Speaker 4:Jesus and I'm good Exactly and in that, and that's how we get. That's just how we get messed up things like that, and it just puts it puts Jesus in a bad light, and that's our hope. To me, that's one of the reasons why I'm here is to make sure that Jesus gets all the glory that he deserves. And you know, the beautiful thing is, we find out in Romans 2, it doesn't matter how much good we do or how much bad we do, you know God's going to use it for his glory regardless, because that's how God's sovereignty works. But that shouldn't be an excuse for us to just be delinquents. We should live in the richness and the fulfillment of God.
Speaker 3:All right. So, as application to close this off, I think the most important thing that all of us would agree to is that if you're in a situation where you don't have some of the things we're talking about, where there's a church, family or friends, close friends that you can lean on to give you a fulfilling life whether you're married or single or whatever is that if you will get plugged in to a local church near you and go out, try to make friends at that church, try to get plugged in. If it's not the right fit, go to another one, but don't give up that. This is stuff that we've gone through and we've experienced and we would never change it.
Speaker 1:That's a great point. Go get plugged in, exactly like Zeke said. All right y'all. I think we're gonna close out here. Blake Justin, do you have anything special for the ending of our episode?

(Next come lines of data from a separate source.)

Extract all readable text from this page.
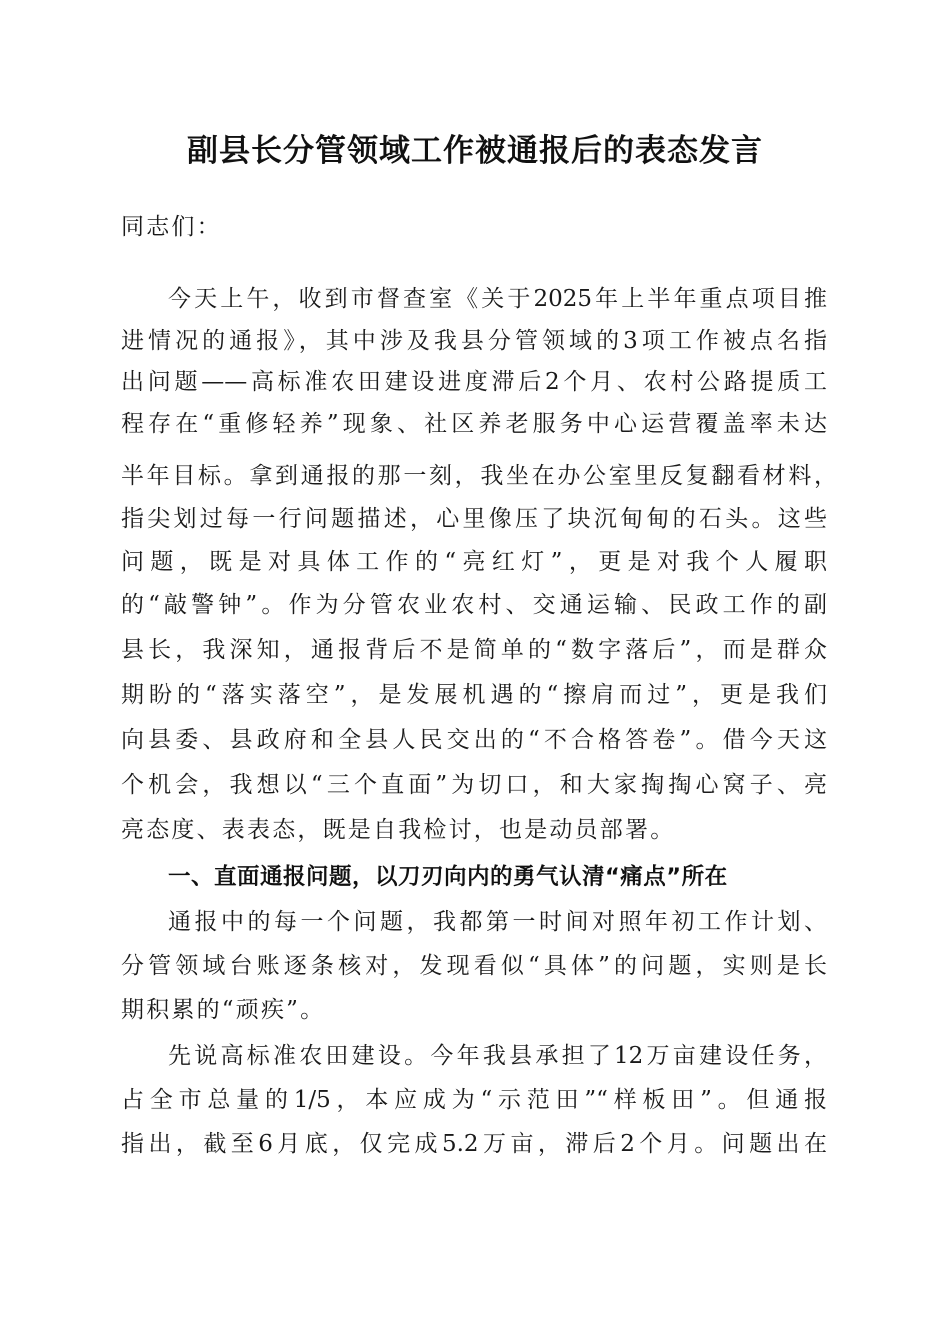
副县长分管领域工作被通报后的表态发言
同志们：
今天上午，收到市督查室《关于2025年上半年重点项目推
进情况的通报》，其中涉及我县分管领域的3项工作被点名指
出问题——高标准农田建设进度滞后2个月、农村公路提质工
程存在“重修轻养”现象、社区养老服务中心运营覆盖率未达
半年目标。拿到通报的那一刻，我坐在办公室里反复翻看材料，
指尖划过每一行问题描述，心里像压了块沉甸甸的石头。这些
问题，既是对具体工作的“亮红灯”，更是对我个人履职
的“敲警钟”。作为分管农业农村、交通运输、民政工作的副
县长，我深知，通报背后不是简单的“数字落后”，而是群众
期盼的“落实落空”，是发展机遇的“擦肩而过”，更是我们
向县委、县政府和全县人民交出的“不合格答卷”。借今天这
个机会，我想以“三个直面”为切口，和大家掏掏心窝子、亮
亮态度、表表态，既是自我检讨，也是动员部署。
一、直面通报问题，以刀刃向内的勇气认清“痛点”所在
通报中的每一个问题，我都第一时间对照年初工作计划、
分管领域台账逐条核对，发现看似“具体”的问题，实则是长
期积累的“顽疾”。
先说高标准农田建设。今年我县承担了12万亩建设任务，
占全市总量的1/5，本应成为“示范田”“样板田”。但通报
指出，截至6月底，仅完成5.2万亩，滞后2个月。问题出在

Any creed?
Speaker 4:What is up?
Speaker 1:with you and creed. That's because that's what you do.
Speaker 2:We don't like Hawk to well.
Speaker 4:Oh, that was awful.
Speaker 6:That was a pretty good impersonation, do something better, dude.
Speaker 4:Watch this guys. What that was dumb.
Speaker 2:Just end the podcast.
Speaker 4:Watch this and just end the podcast.
Speaker 6:Why would I do that?
Speaker 4:This was my last show. I'm retiring from everything. Thank you all for listening.
Speaker 1:Blake, we all make mistakes, it's okay, it's okay.
Speaker 4:I am a mistake. So love you, remember Jesus loves you, stay into the word and stuff. I will not be here, I'll be in heaven. Goodbye, pow, pow, pow, pow, pow, pow, pow, pow, pow. This topic fires me up. What? All right.
Speaker 1:All right, hey, Chloe is asking that when she becomes a PT, she's done with her school. She wants all of us to address her as daughter.
Speaker 6:No, that is not what I said. That's what she's saying. That is so not what I said.
Speaker 1:That is exactly verbatim what she is saying. I'm not misrepresenting her.
Speaker 6:I said. The thing that fires me up is that every single doctorate, no matter if you're English, like ministry, whatever gets called Dr Blank PT does not Nobody ever calls you Dr Adams, dr whatever, to be fair. And I'm like, I'm going to earn my doctorate. What are you doing? I'm going to be diagnosing people. I'm going to be a doctor. You just bend people's arms all day in school.
Speaker 2:I can diagnose people not directly, but I can diagnose somebody right now. Nate, you have stage four retardation. We already knew that.
Speaker 6:It's fatal, I know I haven't learned about that one yet. Is it contagious? Can?